When I sat down to write this post, I realized that I joined ROW80 in July 2011. Perhaps the best testimonial I can offer shows how I have changed in the past year of Rounds. My first stab at a biography a year ago reveals so much. I wrote, “. . . hiding a deep, dark, secret life as an inveterate scribbler . . . she feels it is time to nourish her secret life.” Although my past year has lived up to “the writing challenge that knows you have a life” in tossing obstacles in my path, I have grown more as a writer in this push-me, pull-you year than in any of the past. How? Due to the support of this community of writers, many of whom I consider friends.
In my first post last year I said I could not share my fiction and creative non-fiction writing with my colleagues at my day job. I spent a lot of time doubting the small, still voice telling me I was a writer; I threw chunks of academic prose down its maw, but the voice persisted, whispering its dissatisfaction. I worried what I wanted to write was not important, earth-shattering, or mind-opening enough. I worried no one would read it, which is somewhat comical from an academic writer whose works have had at least ten readers. Worse, someone might read it and not like it. However, I was very tired of hiding my writing in corners and desk drawers. Also, I am small, mean, and grouchy when I don’t write. Today, I can say that not only friends and family know that I write, but many of my day job colleagues. I have a large document hanging on my cubicle wall that says I am a writer. I believe it now.

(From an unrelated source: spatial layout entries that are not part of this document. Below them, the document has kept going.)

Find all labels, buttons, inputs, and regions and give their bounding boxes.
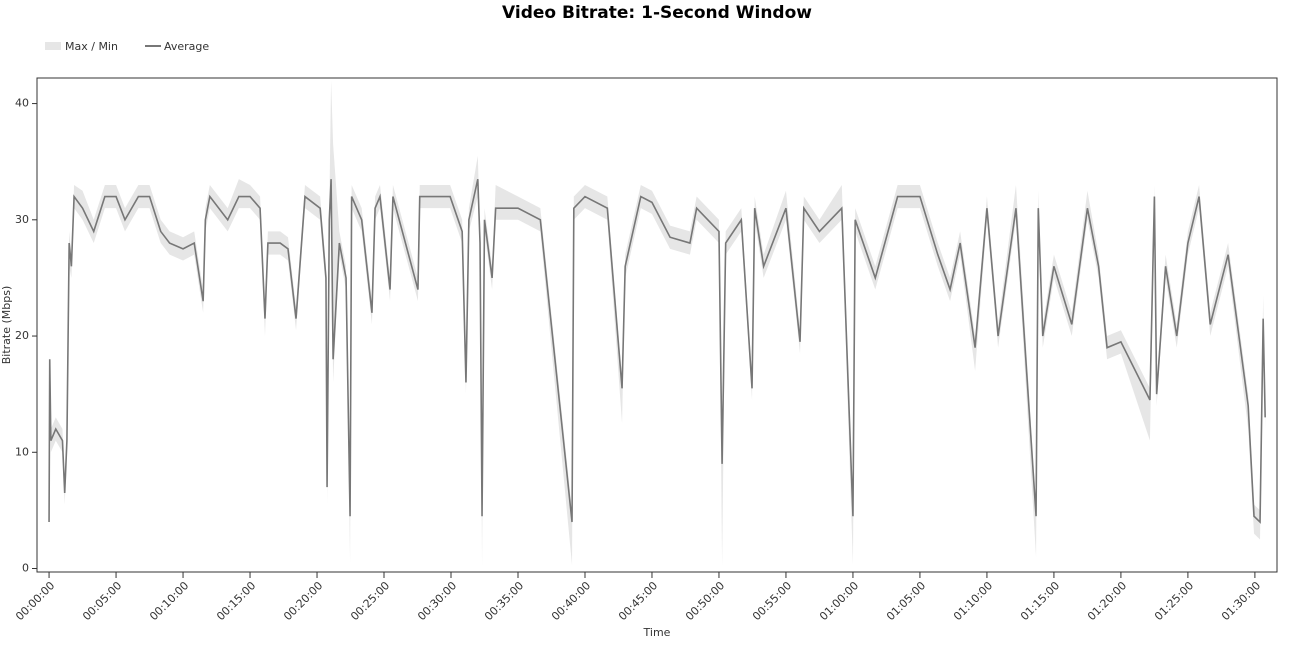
x-tick-label: 00:20:00 <box>281 579 325 623</box>
x-tick-label: 00:15:00 <box>214 579 258 623</box>
y-axis-title: Bitrate (Mbps) <box>0 286 13 365</box>
average-line <box>48 178 1266 524</box>
x-tick-label: 01:00:00 <box>817 579 861 623</box>
x-tick-label: 00:50:00 <box>683 579 727 623</box>
x-tick-label: 01:10:00 <box>951 579 995 623</box>
y-tick-label: 30 <box>15 213 29 226</box>
x-tick-label: 01:20:00 <box>1085 579 1129 623</box>
plot-frame <box>36 77 1278 573</box>
x-tick-label: 01:15:00 <box>1018 579 1062 623</box>
x-tick-label: 01:30:00 <box>1219 579 1263 623</box>
legend-swatch <box>45 42 61 50</box>
x-tick-label: 01:25:00 <box>1152 579 1196 623</box>
x-tick-label: 00:25:00 <box>348 579 392 623</box>
y-tick-label: 10 <box>15 445 29 458</box>
x-tick-label: 00:10:00 <box>147 579 191 623</box>
x-tick-label: 00:45:00 <box>616 579 660 623</box>
max-min-band <box>49 80 1266 567</box>
x-tick-label: 00:40:00 <box>549 579 593 623</box>
x-tick-label: 00:05:00 <box>80 579 124 623</box>
legend-label: Max / Min <box>65 40 118 53</box>
y-tick-label: 0 <box>22 562 29 575</box>
x-tick-label: 00:35:00 <box>482 579 526 623</box>
x-tick-label: 00:55:00 <box>750 579 794 623</box>
y-tick-label: 40 <box>15 97 29 110</box>
chart-title: Video Bitrate: 1-Second Window <box>502 3 812 23</box>
y-tick-label: 20 <box>15 329 29 342</box>
x-tick-label: 00:30:00 <box>415 579 459 623</box>
x-tick-label: 01:05:00 <box>884 579 928 623</box>
x-tick-label: 00:00:00 <box>13 579 57 623</box>
x-axis-title: Time <box>643 626 671 639</box>
legend-label: Average <box>164 40 209 53</box>
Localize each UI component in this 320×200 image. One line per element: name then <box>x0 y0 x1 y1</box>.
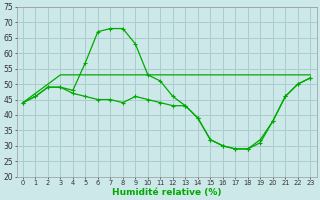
X-axis label: Humidité relative (%): Humidité relative (%) <box>112 188 221 197</box>
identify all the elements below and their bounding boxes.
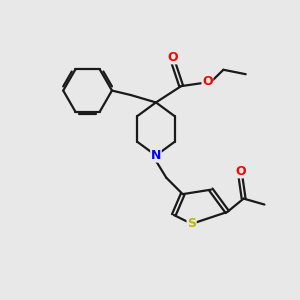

A year ago, I gave three reasons why I had joined ROW80. The first was the community I had observed during a couple of weeks of lurking. I had no idea how important this community would be to me. I suffered stage fright at first, especially when I found that many ROWers had published, more had substantive works in progress, and it seemed everyone was much farther down the path than I was. However, I quickly saw no one judged me on how much or fast I produced, but on what I had to say and whether I was committed to saying it.
The second reason was accountability. I am a recovering perfectionist, as well as a recovering people-pleaser, so this accountability works well for me. I have learned one very important thing in this year, however. If you do fall off the wagon, do not hide from this community. I speak from experience. I fell behind, then felt embarrassed. I stopped checking in. When I finally dragged myself back to the group, who were all whizzing along wonderfully on most, if not all, of their goals, guess what happened? Everyone was supportive, understanding, helpful and just all around lovely.
The third reason was modelling behavior. As a secret writer, I only allowed my husband to read my creative work this past year. An early, terribly crushing, very public humiliation in a poetry contest scarred me far more than it should have done. But here were all these writers, smiling bravely at rejection, welcoming criticism, cutting scenes and words to make the work better, and sitting down the next day undeterred. Many of them had goals I could manage as well. I faltered a bit last November when everyone seemed to be tearing through NaNoWriMo, but there were still many who had slower goals. Such is the beauty of this challenge. It doesn’t matter if you are the tortoise or the hare, this community will support you in the race.
Here I stand, a writer supported and encouraged by the gift of this community every day. I look back astonished at where I was a year ago, and excited about where I will be in another year.